Friday, June 3, 2011

Hot Tips for a Summer Job Search and How to Find a Job in 2011

By: Elite Resumes

Heating up your job search this summer should be top priority! Of course the cottage is very inviting during the summer season and many will be suspending their job searches to take vacations. The result is a dramatic decline in the number of individuals seeking employment and should you choose to stay in the running, you will have a significant advantage. It is estimated that as many as 70% of job seekers will abandon their job search in the summer months increasing your odds substantially!

Check out these hot tips for a summer job search:

•Update your online profiles regularly to ensure decision makers are aware of your presence and availability.
•Outdoor events are abundant during the summer months and excellent opportunities to NETWORK!
•A professional resume, business cards and your one page marketing document; be prepared to hand them out.
•No signal for your cell in cottage country? Forward your calls to a land line. Recruiters and HR professionals are rarely limited for potential candidates and a missed call could be a missed opportunity.
•Continue your follow-up calls to decision makers regardless of who is on vacation.

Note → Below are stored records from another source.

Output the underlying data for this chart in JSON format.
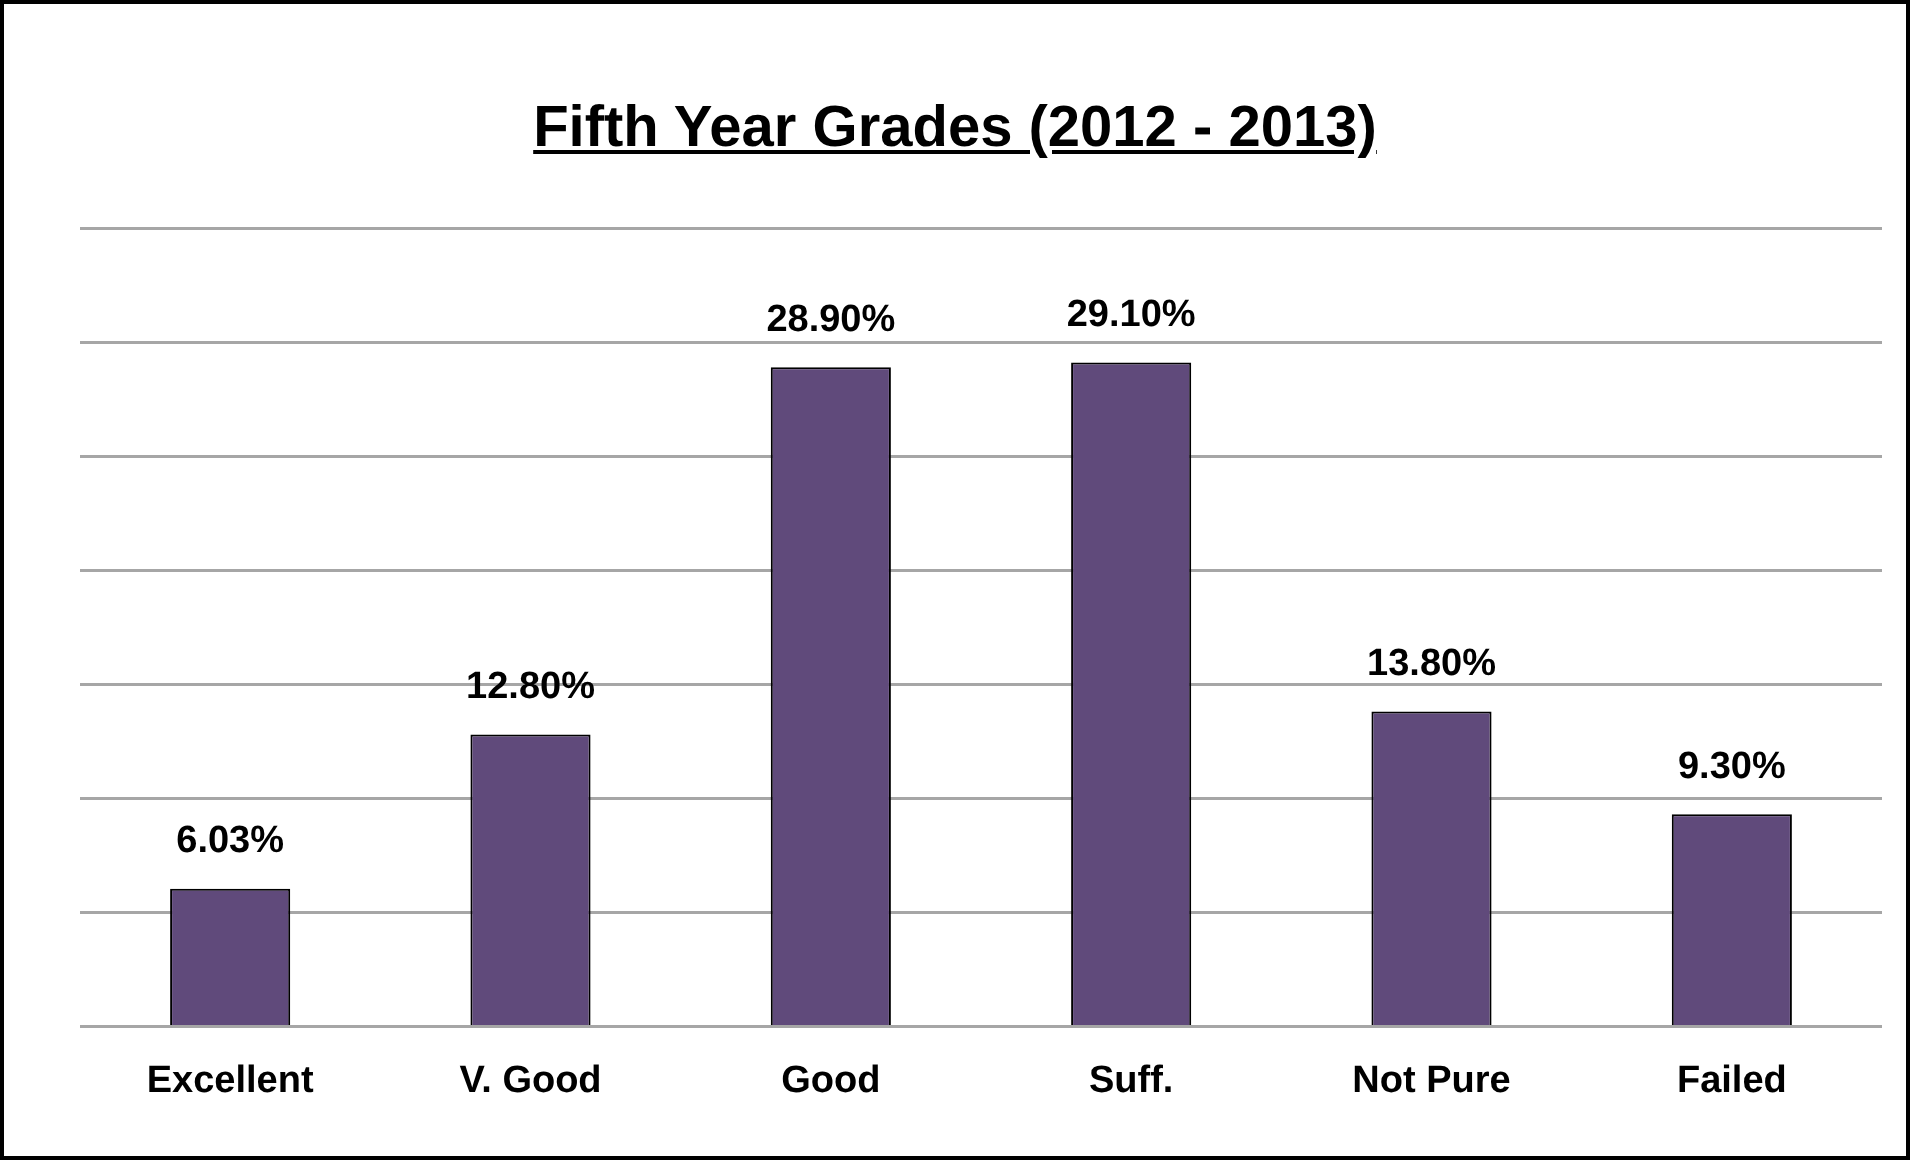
{
  "chart_data": {
    "type": "bar",
    "title": "Fifth Year Grades (2012 - 2013)",
    "categories": [
      "Excellent",
      "V. Good",
      "Good",
      "Suff.",
      "Not Pure",
      "Failed"
    ],
    "values": [
      6.03,
      12.8,
      28.9,
      29.1,
      13.8,
      9.3
    ],
    "value_labels": [
      "6.03%",
      "12.80%",
      "28.90%",
      "29.10%",
      "13.80%",
      "9.30%"
    ],
    "color": "#604a7b",
    "ylim": [
      0,
      35
    ],
    "yticks": [
      {
        "value": 0,
        "label": null
      },
      {
        "value": 5,
        "label": null
      },
      {
        "value": 10,
        "label": null
      },
      {
        "value": 15,
        "label": null
      },
      {
        "value": 20,
        "label": null
      },
      {
        "value": 25,
        "label": null
      },
      {
        "value": 30,
        "label": null
      },
      {
        "value": 35,
        "label": null
      }
    ],
    "grid": "y",
    "tick_labels": "x"
  }
}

Becoming familiar with administrative staff and maintaining your visibility will highlight your eagerness and competitive spirit.
•It’s hot out there but your job interview is almost guaranteed to be in an air conditioned office so don’t lose the tie or jacket. A professional attire does not become an option during the summer months.
•Catch up with more receptive colleagues during the summer months to obtain testimonials. It is very likely they have reduced their workload increasing their availability and willingness during the summer months more so than any other time of year.
•Follow current affairs related to business news closely. You could be the first to introduce yourself to a corporation announcing an expansion within your city.
•Subscribe to online job sites and submit your professional resume whenever and wherever possible. Many potential job candidates could be discovered online but the number available to attend a job interview could be drastically reduced providing a greater probability of being selected despite not being within the top qualifiers.
•Take advantage of the hot summer months, follow hot leads and succeed in a job search with limited competition!


By: Jessica Dickler

NEW YORK (CNNMoney) -- Good news: The job market is improving and employers are starting to hire again. But the rules of landing a job have changed.

There's still a lot of competition out there. If you want to get a foot in the door, you'll need to use every tool available to you.

If there's one thing that's different in the post-recession job market it's this: "Submitting your resume and cover letter is not going to get you a job."

That's according to Jennifer Becker, managing director of Ajilon Professional Staffing, a division of Adecco Group, the world's largest staffing firm.

So what works? Experts say making connections, adapting to each potential employer and promising results are the only ways to get hired.

Making Connections

"Networking is the only game in town right now," said Ford Myers, executive career coach and author of the book "Get the Job You Want, Even When No One's Hiring." "Everything is built on personal connections, nothing else works."

With nearly 14 million people currently looking for work and job openings still relatively scarce, Gerry Crispin, co-owner of Careerxroads, a New Jersey-based consulting firm, said an employee referral is the best way to increase your chances of getting a job.

Crispin advises job seekers to connect with people within a company and ask them for a referral. "It may be as much as 10 times more effective" than simply applying, he said.

To that end, social networking has carved out a crucial spot in today's job market. Seekers must be on board with LinkedIn, Facebook and Twitter, as well as smaller industry-specific sites in order to connect with more people, and employers, in their industry.

"There's no way you can be effective in your job search without embracing social media," Becker said.

Still, most career counselors, coaches and recruiters say it's the face-to-face connections that really boost a job seeker's chance of getting hired.

"There's still no replacement for getting out in your community and shaking hands," noted Becker.

Social media tools should be used to make real connections, Myers cautions, not just virtual ones.

"Tons of people use social media all day long and they are communicating with tons of people but they're not connecting with anybody. Build the relationship from there so it becomes a real world relationship," he said.

Stretch To Fit

Once job seekers connect with a company, then the real work of getting hired begins. Gone are the days of impressing a hiring manager with experience and education. These days it's identifying what results you can deliver that will ultimately get you an offer.

"In the current world, the employer cares about one thing: 'What can you do for me today, how are you going to solve my most pressing problems, how are you going to take away my pain?'" Myers said.

Crispin recommended using the tools that are available to find out more about the company and what the company's needs are.

"Read blogs by recruiters explaining how you can compete, download a job description and watch videos on YouTube of employees in the company," he suggested.

Promise Results

Once you are well versed in the company's particular constraints within the current economic climate, identify what you can bring to the table.

To do that, Myers urges job seeks to provide measurable results. Focus on the results you produced in your career so far: "here's how, here's when, here are the percentages," Myers said.

"If you can't add value, they're not going to hire you," he added.

The experts also recommend being open to the pay, position, location and schedule of any position that is offered. Consulting, or even volunteering for an organization, although it may be several steps below a job seeker's previous position, is a great way to ultimately get hired.

"Think more broadly, look at all the possibilities," Myers said. "Otherwise, you'll be looking for a long, long time."